Retranscription de L’IA après ChatGPT, le 26 janvier 2023

Bonjour, nous sommes le jeudi 26 janvier 2023 et avant-hier j’ai fait une vidéo qui s’intitulait chatGPT a-t-il tué l’enseignement ? Alors j’ai fait des tentatives en parlant de ce nouveau type de logiciel, de le franciser. Mais quand on le francise, cela conduit à la catastrophe. Donc je vais m’abstenir de le faire et je vais prononcer cela comme les concepteurs de la firme OpenAI aux États-Unis, l’appellent : « ChatJiPiTi ».

C’est un outil qui a été bâti sur un outil précédent qui est un outil qui utilise le langage et qui, pour se constituer un vocabulaire et des choses à dire, a ingurgité un nombre considérable d’informations qui sont disponibles ici et là, essentiellement sur la toile (« Large Language Models »).

Alors, résumé en deux mots de la crise : il y a en ce moment dans les universités, des cellules de crise qui essayent de traiter la question de savoir comment faire par rapport à cette tâche essentielle de l’enseignement, qui est l’évaluation de la capacité des élèves, des étudiantes, étudiants et des élèves, d’avoir retenu une information et de l’avoir comprise.

Alors, pour ceux qui ne sont toujours pas au courant, que fait ce logiciel ChatGPT ? Eh bien il fonctionne sur le même type de fonctionnement qui était celui de ce qu’on appelait autrefois une dissertation, c’est-à-dire qu’on soumet un sujet et on demande à l’élève d’expliquer, de faire connaître une position par rapport à cela.

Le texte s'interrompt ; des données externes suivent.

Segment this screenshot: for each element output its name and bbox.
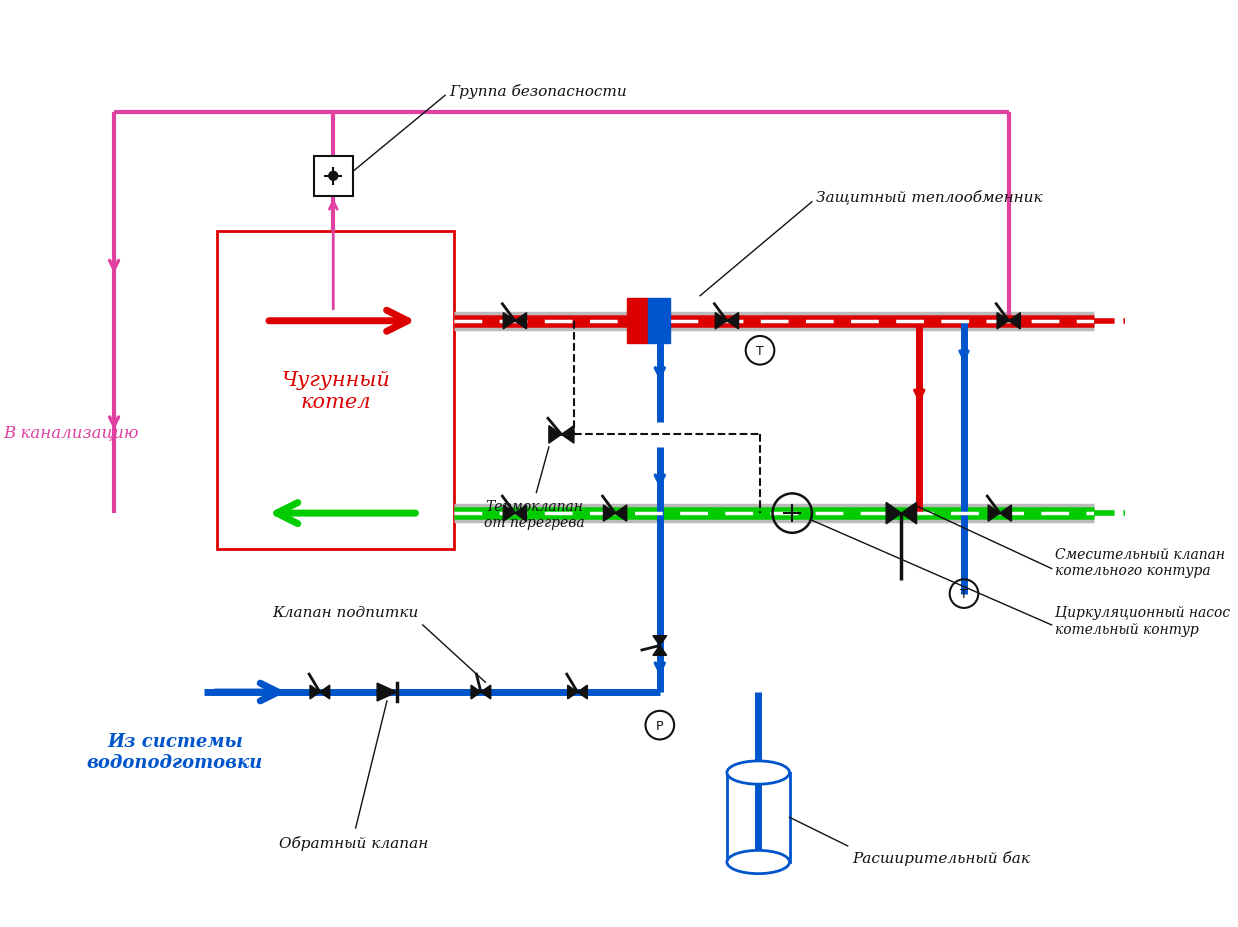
Polygon shape <box>997 313 1009 329</box>
Text: Чугунный
котел: Чугунный котел <box>281 370 390 412</box>
Polygon shape <box>901 502 916 525</box>
Polygon shape <box>310 685 319 699</box>
Polygon shape <box>727 313 739 329</box>
Bar <box>626 299 649 344</box>
Polygon shape <box>603 505 615 522</box>
Polygon shape <box>515 313 526 329</box>
Text: P: P <box>656 718 664 731</box>
Text: Группа безопасности: Группа безопасности <box>449 84 628 99</box>
Polygon shape <box>652 636 667 646</box>
Bar <box>217 232 454 550</box>
Polygon shape <box>470 685 480 699</box>
Bar <box>727 773 790 862</box>
Polygon shape <box>652 646 667 655</box>
Bar <box>313 157 353 197</box>
Polygon shape <box>577 685 587 699</box>
Polygon shape <box>1000 505 1011 522</box>
Ellipse shape <box>727 850 790 874</box>
Polygon shape <box>504 313 515 329</box>
Text: Расширительный бак: Расширительный бак <box>852 850 1030 866</box>
Polygon shape <box>378 683 397 701</box>
Polygon shape <box>515 505 526 522</box>
Polygon shape <box>886 502 901 525</box>
Circle shape <box>329 172 338 181</box>
Text: Из системы
водоподготовки: Из системы водоподготовки <box>87 732 262 771</box>
Text: Клапан подпитки: Клапан подпитки <box>272 605 418 619</box>
Text: В канализацию: В канализацию <box>4 425 139 441</box>
Polygon shape <box>561 426 574 444</box>
Ellipse shape <box>727 761 790 784</box>
Polygon shape <box>988 505 1000 522</box>
Polygon shape <box>568 685 577 699</box>
Text: Обратный клапан: Обратный клапан <box>280 835 428 850</box>
Text: T: T <box>961 588 968 601</box>
Text: T: T <box>756 345 764 358</box>
Polygon shape <box>504 505 515 522</box>
Text: Защитный теплообменник: Защитный теплообменник <box>816 189 1042 204</box>
Polygon shape <box>716 313 727 329</box>
Polygon shape <box>615 505 626 522</box>
Text: Термоклапан
от перегрева: Термоклапан от перегрева <box>484 500 584 529</box>
Polygon shape <box>319 685 329 699</box>
Text: Циркуляционный насос
котельный контур: Циркуляционный насос котельный контур <box>1055 605 1231 636</box>
Bar <box>649 299 670 344</box>
Polygon shape <box>548 426 561 444</box>
Polygon shape <box>1009 313 1020 329</box>
Polygon shape <box>480 685 490 699</box>
Text: Смесительный клапан
котельного контура: Смесительный клапан котельного контура <box>1055 548 1226 578</box>
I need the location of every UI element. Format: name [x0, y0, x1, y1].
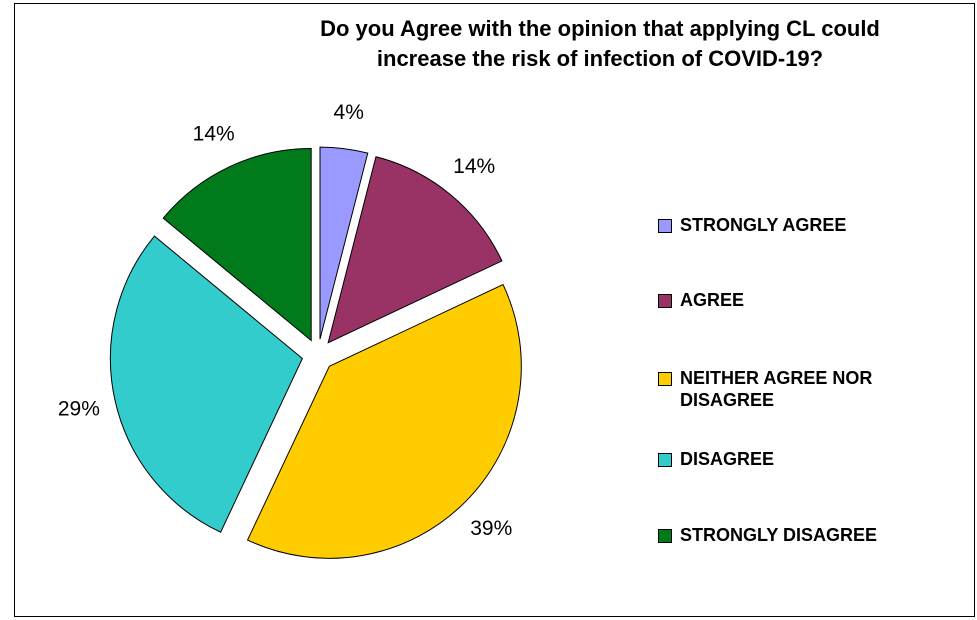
pie-slice-disagree [109, 235, 304, 533]
legend-label: STRONGLY AGREE [680, 215, 847, 235]
pie-slice-strongly-agree [319, 146, 369, 340]
legend-label: DISAGREE [680, 449, 775, 469]
legend-item-strongly-disagree: STRONGLY DISAGREE [658, 524, 970, 546]
legend-label: NEITHER AGREE NOR DISAGREE [680, 368, 873, 410]
legend-swatch [658, 294, 672, 308]
chart-title-line-2: increase the risk of infection of COVID-… [376, 46, 824, 71]
data-label-neither-agree-nor-disagree: 39% [470, 517, 512, 540]
data-label-agree: 14% [453, 155, 495, 178]
legend-swatch [658, 372, 672, 386]
legend-item-disagree: DISAGREE [658, 448, 970, 470]
legend-item-strongly-agree: STRONGLY AGREE [658, 214, 970, 236]
legend-swatch [658, 219, 672, 233]
pie-slice-strongly-disagree [162, 148, 312, 342]
legend-label: AGREE [680, 290, 745, 310]
legend-label: STRONGLY DISAGREE [680, 525, 878, 545]
data-label-strongly-disagree: 14% [193, 122, 235, 145]
legend-item-neither: NEITHER AGREE NOR DISAGREE [658, 367, 960, 411]
data-label-strongly-agree: 4% [334, 101, 364, 124]
legend-swatch [658, 453, 672, 467]
chart-title: Do you Agree with the opinion that apply… [225, 14, 975, 74]
data-label-disagree: 29% [58, 397, 100, 420]
legend-swatch [658, 529, 672, 543]
legend-item-agree: AGREE [658, 289, 970, 311]
pie-slice-neither-agree-nor-disagree [246, 283, 522, 559]
chart-title-line-1: Do you Agree with the opinion that apply… [320, 16, 880, 41]
pie-slice-agree [327, 156, 503, 344]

La méthode classique qui est celle utilisée par ChatGPT, c’est de vous produire dans un premier temps l’opinion dominante, de faire la liste des objections, des critiques, qui ont été faites et dans un troisième temps, d’expliquer pourquoi, en effet, il est justifié éventuellement de ne pas adopter telle quelle à 100 % l’opinion dominante, de tenir compte des objections qui ont été faites. Et la position qui est donnée en conclusion, c’est une sorte de synthèse de l’opinion dominante, plus des critiques intégrées parce qu’elles sont justifiées.

Quels sont les problèmes que cela pose dans le cadre de l’enseignement ? Bien entendu d’abord parce qu’on aura des étudiants qui produiront des essais d’une meilleure qualité que celle qu’on produit maintenant. Et des tests ont été faits aux États-Unis et la machine produit des résultats, je dirais de l’ordre de quinze ou seize, ce qui est plus haut que la moyenne.

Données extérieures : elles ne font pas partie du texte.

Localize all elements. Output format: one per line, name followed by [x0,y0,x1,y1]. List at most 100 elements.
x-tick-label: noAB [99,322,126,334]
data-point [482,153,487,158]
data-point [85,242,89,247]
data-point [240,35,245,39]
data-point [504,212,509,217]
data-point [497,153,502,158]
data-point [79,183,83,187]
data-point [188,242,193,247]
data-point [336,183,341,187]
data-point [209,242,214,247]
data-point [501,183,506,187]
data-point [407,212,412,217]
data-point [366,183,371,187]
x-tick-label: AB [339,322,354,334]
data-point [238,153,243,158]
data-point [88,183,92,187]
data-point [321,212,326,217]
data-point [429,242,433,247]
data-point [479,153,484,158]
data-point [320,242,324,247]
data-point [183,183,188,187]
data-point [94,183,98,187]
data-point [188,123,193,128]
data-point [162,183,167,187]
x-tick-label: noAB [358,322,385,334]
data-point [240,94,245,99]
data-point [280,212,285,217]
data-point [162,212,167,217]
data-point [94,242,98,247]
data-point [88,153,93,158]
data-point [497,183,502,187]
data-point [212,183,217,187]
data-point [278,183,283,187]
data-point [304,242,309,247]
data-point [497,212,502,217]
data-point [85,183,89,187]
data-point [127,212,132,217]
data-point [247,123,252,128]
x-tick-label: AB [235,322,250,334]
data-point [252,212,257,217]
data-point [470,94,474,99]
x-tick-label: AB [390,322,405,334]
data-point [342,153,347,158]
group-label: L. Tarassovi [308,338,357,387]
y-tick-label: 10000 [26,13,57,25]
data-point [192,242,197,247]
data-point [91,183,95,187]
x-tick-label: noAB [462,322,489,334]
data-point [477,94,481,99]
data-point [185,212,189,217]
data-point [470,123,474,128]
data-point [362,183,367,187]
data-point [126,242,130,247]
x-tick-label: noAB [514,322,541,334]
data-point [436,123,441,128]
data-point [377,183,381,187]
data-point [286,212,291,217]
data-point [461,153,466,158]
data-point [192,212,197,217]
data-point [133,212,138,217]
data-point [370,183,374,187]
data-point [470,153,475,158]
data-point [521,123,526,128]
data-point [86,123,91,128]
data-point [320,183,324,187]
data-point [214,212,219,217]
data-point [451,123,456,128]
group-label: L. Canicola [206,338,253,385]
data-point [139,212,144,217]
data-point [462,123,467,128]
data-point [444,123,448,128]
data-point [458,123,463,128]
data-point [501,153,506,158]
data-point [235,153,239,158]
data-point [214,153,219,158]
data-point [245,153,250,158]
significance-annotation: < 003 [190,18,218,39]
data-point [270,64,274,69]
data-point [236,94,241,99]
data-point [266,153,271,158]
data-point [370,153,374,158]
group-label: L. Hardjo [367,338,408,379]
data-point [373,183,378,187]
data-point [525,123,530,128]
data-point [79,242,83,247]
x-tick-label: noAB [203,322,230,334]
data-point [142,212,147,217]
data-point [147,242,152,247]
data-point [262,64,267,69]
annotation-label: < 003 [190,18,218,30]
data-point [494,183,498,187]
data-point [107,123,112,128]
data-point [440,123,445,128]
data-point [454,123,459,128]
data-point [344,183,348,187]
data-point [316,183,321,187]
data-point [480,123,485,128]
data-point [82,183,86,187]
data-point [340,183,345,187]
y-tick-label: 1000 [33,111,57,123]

Alors comment évaluer des étudiants qui vont tous simplement, des étudiants, des étudiantes, qui vont simplement produire des essais, des dissertations, artificiels de ce type là, sans qu’on ait la moindre garantie qu’ils comprennent véritablement de quoi il s’agit.

Donc ça, cela pose un problème. Cela pose le problème beaucoup plus général aussi de comparer de plus en plus, de devoir être obligé de comparer non pas le comportement de la machine par rapport à celui de l’être humain, mais de comparer du bas vers le haut le comportement de l’humain par rapport à la machine. Donc problème véritable avec l’absence de garantie que celui qui produit un essai en s’adressant au logiciel va comprendre véritablement de quoi il s’agit.

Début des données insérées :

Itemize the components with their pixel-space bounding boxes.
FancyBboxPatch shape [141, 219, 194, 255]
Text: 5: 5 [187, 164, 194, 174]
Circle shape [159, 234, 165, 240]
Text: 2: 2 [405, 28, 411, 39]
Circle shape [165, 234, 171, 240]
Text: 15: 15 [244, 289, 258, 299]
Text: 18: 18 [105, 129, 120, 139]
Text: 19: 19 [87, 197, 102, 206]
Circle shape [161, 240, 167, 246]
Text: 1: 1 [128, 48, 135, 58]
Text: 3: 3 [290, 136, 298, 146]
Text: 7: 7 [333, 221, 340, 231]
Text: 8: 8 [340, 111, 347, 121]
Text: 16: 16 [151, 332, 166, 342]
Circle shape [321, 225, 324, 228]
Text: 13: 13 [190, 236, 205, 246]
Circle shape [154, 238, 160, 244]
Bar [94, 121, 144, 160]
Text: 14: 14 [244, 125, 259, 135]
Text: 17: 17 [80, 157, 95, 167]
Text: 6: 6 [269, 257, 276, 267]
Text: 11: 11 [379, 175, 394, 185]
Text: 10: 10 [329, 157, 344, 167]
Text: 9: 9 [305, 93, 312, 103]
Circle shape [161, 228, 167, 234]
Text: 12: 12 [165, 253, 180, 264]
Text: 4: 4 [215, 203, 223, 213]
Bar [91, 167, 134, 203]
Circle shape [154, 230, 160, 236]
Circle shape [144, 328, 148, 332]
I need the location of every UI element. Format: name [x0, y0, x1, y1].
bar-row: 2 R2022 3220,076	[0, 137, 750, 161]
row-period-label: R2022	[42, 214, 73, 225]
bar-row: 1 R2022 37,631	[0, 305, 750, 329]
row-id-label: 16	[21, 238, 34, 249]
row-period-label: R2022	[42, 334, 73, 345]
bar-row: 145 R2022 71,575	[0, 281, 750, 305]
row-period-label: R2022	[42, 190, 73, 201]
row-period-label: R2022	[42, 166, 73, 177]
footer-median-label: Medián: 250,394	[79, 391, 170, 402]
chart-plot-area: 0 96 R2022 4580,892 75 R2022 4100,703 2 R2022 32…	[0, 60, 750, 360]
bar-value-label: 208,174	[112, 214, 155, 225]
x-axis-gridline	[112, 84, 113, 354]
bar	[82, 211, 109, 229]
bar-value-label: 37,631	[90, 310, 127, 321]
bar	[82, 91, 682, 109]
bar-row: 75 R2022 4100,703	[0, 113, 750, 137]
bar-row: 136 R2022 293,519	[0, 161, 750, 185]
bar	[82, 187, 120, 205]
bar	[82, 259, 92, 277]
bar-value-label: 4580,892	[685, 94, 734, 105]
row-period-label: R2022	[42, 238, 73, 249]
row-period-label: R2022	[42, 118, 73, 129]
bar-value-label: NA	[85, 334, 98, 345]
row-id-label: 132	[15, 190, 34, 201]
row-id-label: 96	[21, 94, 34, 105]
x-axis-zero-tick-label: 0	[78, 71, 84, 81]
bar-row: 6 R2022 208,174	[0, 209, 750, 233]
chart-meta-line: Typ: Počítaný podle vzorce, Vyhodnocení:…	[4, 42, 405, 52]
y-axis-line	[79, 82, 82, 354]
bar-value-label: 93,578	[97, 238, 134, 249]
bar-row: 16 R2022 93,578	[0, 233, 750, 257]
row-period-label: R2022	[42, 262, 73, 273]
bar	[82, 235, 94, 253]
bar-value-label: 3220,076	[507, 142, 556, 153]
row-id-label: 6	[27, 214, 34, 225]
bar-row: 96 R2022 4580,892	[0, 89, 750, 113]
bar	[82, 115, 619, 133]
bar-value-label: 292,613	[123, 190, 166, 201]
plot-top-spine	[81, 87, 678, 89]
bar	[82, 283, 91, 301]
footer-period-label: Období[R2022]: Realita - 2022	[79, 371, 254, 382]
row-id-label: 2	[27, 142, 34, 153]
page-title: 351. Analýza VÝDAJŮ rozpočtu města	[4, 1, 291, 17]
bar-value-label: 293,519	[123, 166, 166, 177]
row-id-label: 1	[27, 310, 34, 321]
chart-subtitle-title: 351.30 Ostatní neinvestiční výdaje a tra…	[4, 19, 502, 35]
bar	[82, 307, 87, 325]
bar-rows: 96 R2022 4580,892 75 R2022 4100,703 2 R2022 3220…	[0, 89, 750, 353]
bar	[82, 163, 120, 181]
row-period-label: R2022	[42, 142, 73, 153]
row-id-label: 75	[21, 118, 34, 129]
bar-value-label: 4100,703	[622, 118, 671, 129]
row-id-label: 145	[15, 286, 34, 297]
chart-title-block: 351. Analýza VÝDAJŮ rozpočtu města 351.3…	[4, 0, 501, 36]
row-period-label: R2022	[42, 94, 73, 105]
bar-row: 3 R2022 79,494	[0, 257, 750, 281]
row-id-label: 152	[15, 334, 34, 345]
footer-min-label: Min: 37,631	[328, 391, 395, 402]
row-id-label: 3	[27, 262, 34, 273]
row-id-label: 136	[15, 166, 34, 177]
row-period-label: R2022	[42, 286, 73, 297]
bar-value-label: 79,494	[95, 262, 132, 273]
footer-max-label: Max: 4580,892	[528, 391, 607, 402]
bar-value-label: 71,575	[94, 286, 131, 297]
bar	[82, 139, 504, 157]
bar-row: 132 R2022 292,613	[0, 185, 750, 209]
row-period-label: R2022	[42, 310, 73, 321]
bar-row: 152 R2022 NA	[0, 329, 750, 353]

Et là, dans la vidéo faite avant-hier, je soulevais la question beaucoup plus générale – ayant travailé longtemps en entreprise – de nous dire : la machine simule un véritable savoir, et ça pose la question de tous nos contemporains qui, en réalité, dans les emplois qu’ils ont, simulent eux aussi, c’est-à-dire que par des automatismes, en ayant appris par cœur, en sachant sur quel bouton il faut pousser, simulent en réalité un savoir qu’ils ne possèdent pas véritablement, au sens de véritablement le comprendre.

Mais la question que je voudrais traiter aujourd’hui, c’est une autre question. Il se fait qu’avec un ami, Manuel Guérin, nous avons créé une firme d’intelligence artificielle : Pribor.io. Et la question qui se pose à nous est : quelle est la valeur ajoutée que nous pouvons apporter par rapport à un outil qui paraît déjà extrêmement performant ?

Et pour pour évaluer cela, pour comprendre cela, nous avions une conversation tout à l’heure où nous posions la question de l’information qui est transmise déjà dans le monde tel qu’il est, avant l’intelligence artificielle. Comment ça fonctionne ? Et nous partions je dirais vraiment de la base, c’est à dire de cette information qui est inscrite dans nos gènes sous forme du génome, les instructions qui nous construisent en tant qu’êtres vivants au départ.

Ce sont des séquences faites de molécules particulières et qui, du fait de leur interaction par la suite, produisent un certain nombre de choses, ce qu’on appelle de la morphogenèse, c’est-à-dire la production d’un être vivant.

Et nous savons que l’information qui est transmise, c’est une information très différente. On pourrait imaginer que l’évolution ait conduit justement ces génomes à se reproduire tels quels, ou alors par parthénogenèse ou par la simple reproduction donc d’un modèle qui serait considéré parfait.

Considéré par qui ? La question se pose, mais en tout cas qui pourrait survivre. Mais ce n’est pas comme cela que cela fonctionne. Pourquoi ? Parce que la nature dans la production de ce génome a tenu compte du fait que des erreurs sont faciles à se produire justement dans ces séquences de molécules. Et donc un système s’est mis en place par sélection naturelle qui en particulier, favorise la diversité.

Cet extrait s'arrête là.